Conversely, I often reduce the arbitrarily high DEX of massive creatures assigned apparently only to reach some target AC monsters of this CR 'needed'.

(Clearly I'm biased against little people, right? That sizist; discriminating against people with growth disorders. There is no other possible explanation for such a disproportionate insistence on realistic mechanics for size.)

And yet there are limits where I throw up my hands and just leave it be, knowing that it is incoherent, but knowing that a 'fix' would probably have its own problems and add complexity to the game. How do bow hunters take large game in D&D? *shrug* Hit points are game abstractions; they don't have to be realistic. I see the hypocrisy of that statement quite clearly, but it doesn't mean that I'm going to have a 10 CON house cat in my game with no magic involved! 'Realistically' cats have a CON of no more than about 4! It's obvious I tell you!
 

Nay do not get me wrong, my opinion is that if someone play a giantish character then go to the real thing, which is the halfgiant. Occupying more space on the battlefield, needing to crouch in confined surroundings eventually, needing more food and more water, and not a human 7 feet tall with enhanced scores for str and con aka goliath.

I think the 5e designers made a deliberate choice to avoid "Large" player characters and to avoid the "Large/Huge" weapon shenanigans that you could do in 3e. Extended reach + Large/Huge weapons was a bit much. The downsides to being large were really negligible in comparison, although the food thing was a bigger disadvantage in Darksun than in other campaigns.
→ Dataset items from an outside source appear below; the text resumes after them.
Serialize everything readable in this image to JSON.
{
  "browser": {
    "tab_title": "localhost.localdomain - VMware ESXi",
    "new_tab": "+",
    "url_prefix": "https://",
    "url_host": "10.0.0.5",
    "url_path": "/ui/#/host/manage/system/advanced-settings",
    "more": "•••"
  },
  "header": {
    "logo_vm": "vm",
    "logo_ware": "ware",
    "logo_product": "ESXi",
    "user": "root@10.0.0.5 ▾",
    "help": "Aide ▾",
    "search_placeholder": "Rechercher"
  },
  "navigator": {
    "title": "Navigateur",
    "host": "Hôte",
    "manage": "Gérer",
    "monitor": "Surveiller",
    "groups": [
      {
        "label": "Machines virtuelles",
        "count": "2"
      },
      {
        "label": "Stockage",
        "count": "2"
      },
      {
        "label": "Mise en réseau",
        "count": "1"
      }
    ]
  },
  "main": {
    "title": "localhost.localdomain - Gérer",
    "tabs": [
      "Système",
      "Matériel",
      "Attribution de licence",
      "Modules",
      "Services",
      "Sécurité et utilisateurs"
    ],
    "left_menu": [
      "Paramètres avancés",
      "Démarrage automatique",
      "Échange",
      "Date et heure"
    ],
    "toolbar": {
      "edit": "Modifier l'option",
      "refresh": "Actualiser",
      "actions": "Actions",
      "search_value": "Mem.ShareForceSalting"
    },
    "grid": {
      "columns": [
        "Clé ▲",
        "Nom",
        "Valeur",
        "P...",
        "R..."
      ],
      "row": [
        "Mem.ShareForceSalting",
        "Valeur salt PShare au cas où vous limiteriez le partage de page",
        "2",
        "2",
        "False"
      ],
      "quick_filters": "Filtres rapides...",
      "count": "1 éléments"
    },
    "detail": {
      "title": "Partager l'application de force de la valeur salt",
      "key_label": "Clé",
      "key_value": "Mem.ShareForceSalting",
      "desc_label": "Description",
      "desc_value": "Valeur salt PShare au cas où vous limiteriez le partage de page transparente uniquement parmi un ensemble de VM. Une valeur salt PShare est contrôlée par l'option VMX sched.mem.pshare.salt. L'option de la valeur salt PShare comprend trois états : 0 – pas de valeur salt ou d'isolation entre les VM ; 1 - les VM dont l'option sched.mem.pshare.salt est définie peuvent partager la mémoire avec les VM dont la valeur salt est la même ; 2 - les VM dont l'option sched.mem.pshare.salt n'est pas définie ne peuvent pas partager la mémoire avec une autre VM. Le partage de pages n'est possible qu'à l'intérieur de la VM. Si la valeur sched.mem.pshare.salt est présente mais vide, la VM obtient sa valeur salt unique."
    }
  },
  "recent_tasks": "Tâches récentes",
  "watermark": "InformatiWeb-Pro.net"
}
If Goliath's aren't acceptable that's fine. I just think the actual "Half Giant" is far more of a "munchkin" choice than a Goliath.
 

I think the 5e designers made a deliberate choice to avoid "Large" player characters and to avoid the "Large/Huge" weapon shenanigans that you could do in 3e.
Although you may have noticed that Large and Huge weapons do a lot more damage in 5E than they did in 3E. You don't increase the die size; you just add more dice.